Jan 25, 2016

Wacky British inventions


By on Monday, January 25, 2016

A bicycle with wings and a Land Rover that turns into a hovercraft are just a couple of British inventions that failed to take off – but there are many more. An archive of weird and wacky innovations has been unearthed by an amateur historian as he trawled through a collection of images spanning the last century
An experimental motorcycle

Businessman Chris Hodge, from Chislehurst, south east London, has collected more than 250,000 images and is having them all digitally scanned and archived.
Amphibious scooter

The eccentric inventions of years gone by include what appears to be an early version of a videophone, an amphibious Lambretta scooter (seen here), a Land Rover hovercraft and a bicycle with wings.

An experimental flying bicycle

The flying-bicycle prototype appears to be one of the inventions with the lowest likelihood of success.
An early version of a videophone

Innovation is often driven by dreams, and the inventor of this videophone has obviously had a glimpse of where the future would take technology.
A prototype portable hairdryer

Other photographs include a portable hairdryer, a mini-submarine, a side-by-side tandem bicycle and a back-facing sidecar.
An amphibious vehicle

This mini-submarine is an invention one would have to have a lot of faith in – there is no record as to whether the occupant’s feet stayed dry.

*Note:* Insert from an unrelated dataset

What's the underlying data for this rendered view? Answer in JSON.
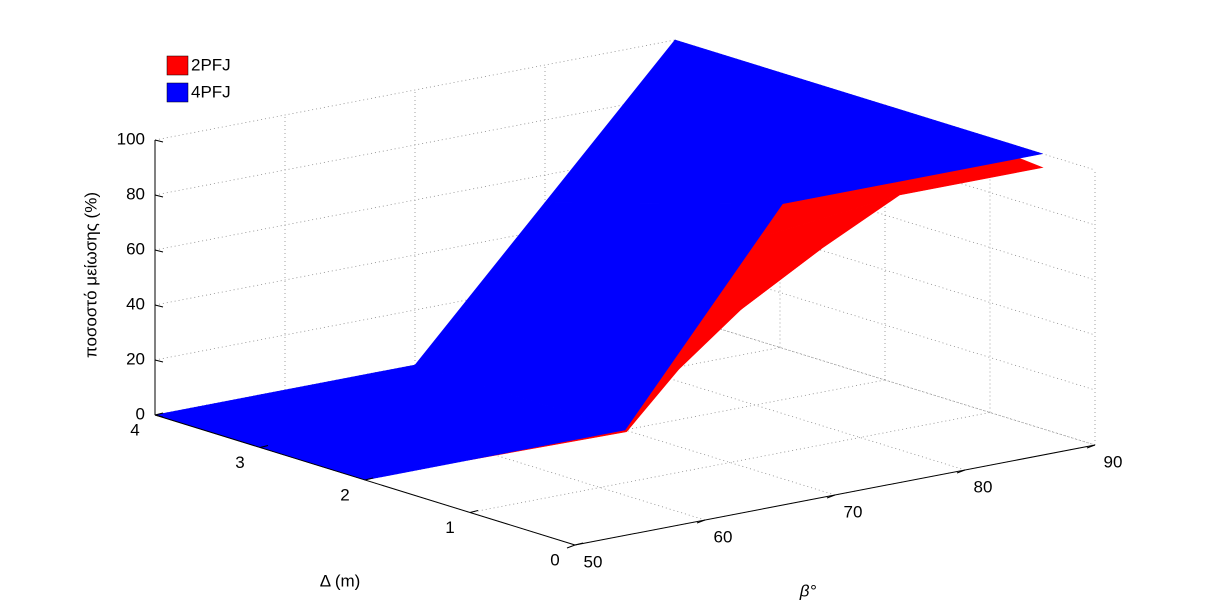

An experimental tandem bicycle

Here is an unorthodox approach to the tandem bicycle, which would have made for a more sociable – but perhaps a less practical – ride.

An amphibious vehicle

The collection, most of which has not been seen for several decades, also features photos of factories, military history, boats, motorsport, medical history, hobbies, rare trucks and cars.

An experimental gyrocopter

Mr Hodge, 56, who has been collecting the images for over a decade, and says: “It’s wonderful to be able to reveal the often hidden world of our past. Some of these shots are the only record of their kind, showing how even the most simple things were done completely differently. 

 An amphibious vehicle

Gyr King, founding director of Easyart, said the collection is a “hidden gem of British social history. The vast majority of these images have remained unseen for several decades and shine a light on the extraordinary inventions, machines, people, places and events in Britain’s past.”


A motorcycle with reverse side car

The photos, taken from various British trade and business-to-business media titles including Motorcycle News, Speed & Power Magazine and Nursing Times, document Britons trying to invent the ‘next big thing’.

An amphibious vehicle

The 20 tonnes of original, Anglo-centric material is currently in a specially built, air-conditioned and atmospherically-controlled containment unit in Greenwich, London.